Bar patron: Hi. Lemme have the usual.

Bartender: Hey, where you been? Haven't seen you in weeks.

Bar patron: Had to go out of town.

Bartender: Yeah? Where?

Bar patron: I was in Brooklyn.

Bartender: Brooklyn, New York?

Bar patron: Yeah.

Bartender: We're in Brooklyn now, asshole.

Bar patron: Shit! I'm still here?!

Bartender: Yeah. You've been a regular at this bar for over a year.

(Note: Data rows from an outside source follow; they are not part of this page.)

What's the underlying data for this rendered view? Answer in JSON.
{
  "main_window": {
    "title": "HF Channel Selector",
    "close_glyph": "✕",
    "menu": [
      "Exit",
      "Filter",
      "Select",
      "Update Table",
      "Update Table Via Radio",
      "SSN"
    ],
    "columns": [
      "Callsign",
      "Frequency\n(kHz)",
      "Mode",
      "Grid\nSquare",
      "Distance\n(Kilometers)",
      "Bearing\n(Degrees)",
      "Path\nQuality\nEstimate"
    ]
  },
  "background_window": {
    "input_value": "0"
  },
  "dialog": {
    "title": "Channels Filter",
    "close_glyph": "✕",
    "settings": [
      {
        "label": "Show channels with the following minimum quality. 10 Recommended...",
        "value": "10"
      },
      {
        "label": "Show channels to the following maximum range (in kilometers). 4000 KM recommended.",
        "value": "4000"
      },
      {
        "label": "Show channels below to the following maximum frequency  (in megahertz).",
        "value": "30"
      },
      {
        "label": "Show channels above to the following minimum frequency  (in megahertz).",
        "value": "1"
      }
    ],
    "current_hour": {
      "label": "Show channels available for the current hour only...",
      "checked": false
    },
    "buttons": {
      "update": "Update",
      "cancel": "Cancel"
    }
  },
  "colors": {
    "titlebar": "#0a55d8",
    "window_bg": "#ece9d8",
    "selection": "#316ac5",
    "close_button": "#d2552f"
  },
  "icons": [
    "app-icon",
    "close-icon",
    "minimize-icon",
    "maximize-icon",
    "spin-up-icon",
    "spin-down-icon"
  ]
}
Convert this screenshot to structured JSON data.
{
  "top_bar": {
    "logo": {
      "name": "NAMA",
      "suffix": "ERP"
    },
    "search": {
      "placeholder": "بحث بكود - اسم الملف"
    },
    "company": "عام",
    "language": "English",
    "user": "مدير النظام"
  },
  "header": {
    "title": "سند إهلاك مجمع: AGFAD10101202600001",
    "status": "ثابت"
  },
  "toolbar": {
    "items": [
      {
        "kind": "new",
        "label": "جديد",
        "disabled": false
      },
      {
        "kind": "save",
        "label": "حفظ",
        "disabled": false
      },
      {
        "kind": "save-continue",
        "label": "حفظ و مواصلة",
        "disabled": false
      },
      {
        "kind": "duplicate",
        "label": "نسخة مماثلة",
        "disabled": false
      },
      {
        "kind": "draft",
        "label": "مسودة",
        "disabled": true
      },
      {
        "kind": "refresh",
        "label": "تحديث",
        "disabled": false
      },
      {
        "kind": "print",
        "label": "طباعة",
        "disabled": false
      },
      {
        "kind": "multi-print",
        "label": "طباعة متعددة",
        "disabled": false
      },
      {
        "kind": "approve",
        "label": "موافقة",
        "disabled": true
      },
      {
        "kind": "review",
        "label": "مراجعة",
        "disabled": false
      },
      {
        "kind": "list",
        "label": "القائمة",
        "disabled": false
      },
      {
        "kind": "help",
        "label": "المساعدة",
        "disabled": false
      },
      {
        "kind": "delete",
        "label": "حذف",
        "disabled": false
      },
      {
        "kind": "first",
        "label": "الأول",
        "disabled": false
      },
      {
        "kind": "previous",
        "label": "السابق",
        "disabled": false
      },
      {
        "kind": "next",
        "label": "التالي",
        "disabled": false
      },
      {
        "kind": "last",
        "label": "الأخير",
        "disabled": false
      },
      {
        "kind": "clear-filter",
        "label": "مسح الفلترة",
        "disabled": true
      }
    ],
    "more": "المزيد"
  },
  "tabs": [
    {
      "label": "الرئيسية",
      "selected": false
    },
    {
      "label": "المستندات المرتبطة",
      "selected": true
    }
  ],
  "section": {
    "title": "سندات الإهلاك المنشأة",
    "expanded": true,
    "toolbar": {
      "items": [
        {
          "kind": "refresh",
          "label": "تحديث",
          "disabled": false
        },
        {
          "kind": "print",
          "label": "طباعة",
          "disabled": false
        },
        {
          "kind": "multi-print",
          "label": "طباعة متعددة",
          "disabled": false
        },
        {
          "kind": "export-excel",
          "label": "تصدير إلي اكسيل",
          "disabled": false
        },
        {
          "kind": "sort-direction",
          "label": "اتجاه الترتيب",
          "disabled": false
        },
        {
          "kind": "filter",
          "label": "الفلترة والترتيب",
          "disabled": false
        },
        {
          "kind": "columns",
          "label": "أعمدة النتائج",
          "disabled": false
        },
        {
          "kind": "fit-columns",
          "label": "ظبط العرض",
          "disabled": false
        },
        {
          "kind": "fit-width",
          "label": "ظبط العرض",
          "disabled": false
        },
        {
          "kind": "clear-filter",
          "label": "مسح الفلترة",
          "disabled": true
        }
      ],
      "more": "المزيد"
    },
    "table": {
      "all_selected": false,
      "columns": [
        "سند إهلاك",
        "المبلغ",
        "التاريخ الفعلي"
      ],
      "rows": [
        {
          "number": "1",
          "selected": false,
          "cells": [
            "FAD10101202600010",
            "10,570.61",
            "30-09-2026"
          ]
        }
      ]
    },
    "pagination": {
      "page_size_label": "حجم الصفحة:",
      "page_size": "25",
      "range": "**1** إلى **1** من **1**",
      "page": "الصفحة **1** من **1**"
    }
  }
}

Bar patron: My wife is gonna be pissed.


A well dressed and very sped-up guy spoke exasperatedly and hushedly to his friend as they walked in. If I hadn't been bussing a table right by them I might not have heard, but he was still speaking more loudly than he thought he was.

Guy:
Next time will you pleeeease not just whip it out right away? We didn't know that limo driver, he might not have been cool. I could tell Sheila was weirded out. We want to impress them, remember?!

friend:
What, the drugs or my unit?

the guy:
Well, either, really! But especially the shit, man. At least the emergence of your dick wasn't surprizing anyone.

friend:
heh..heh..the blow or the blow? heh.

the guy, rolling his dilated pupils to oblivion:
yeah, you really just crack yourself up, don't ya. Yeah, we're all really amused.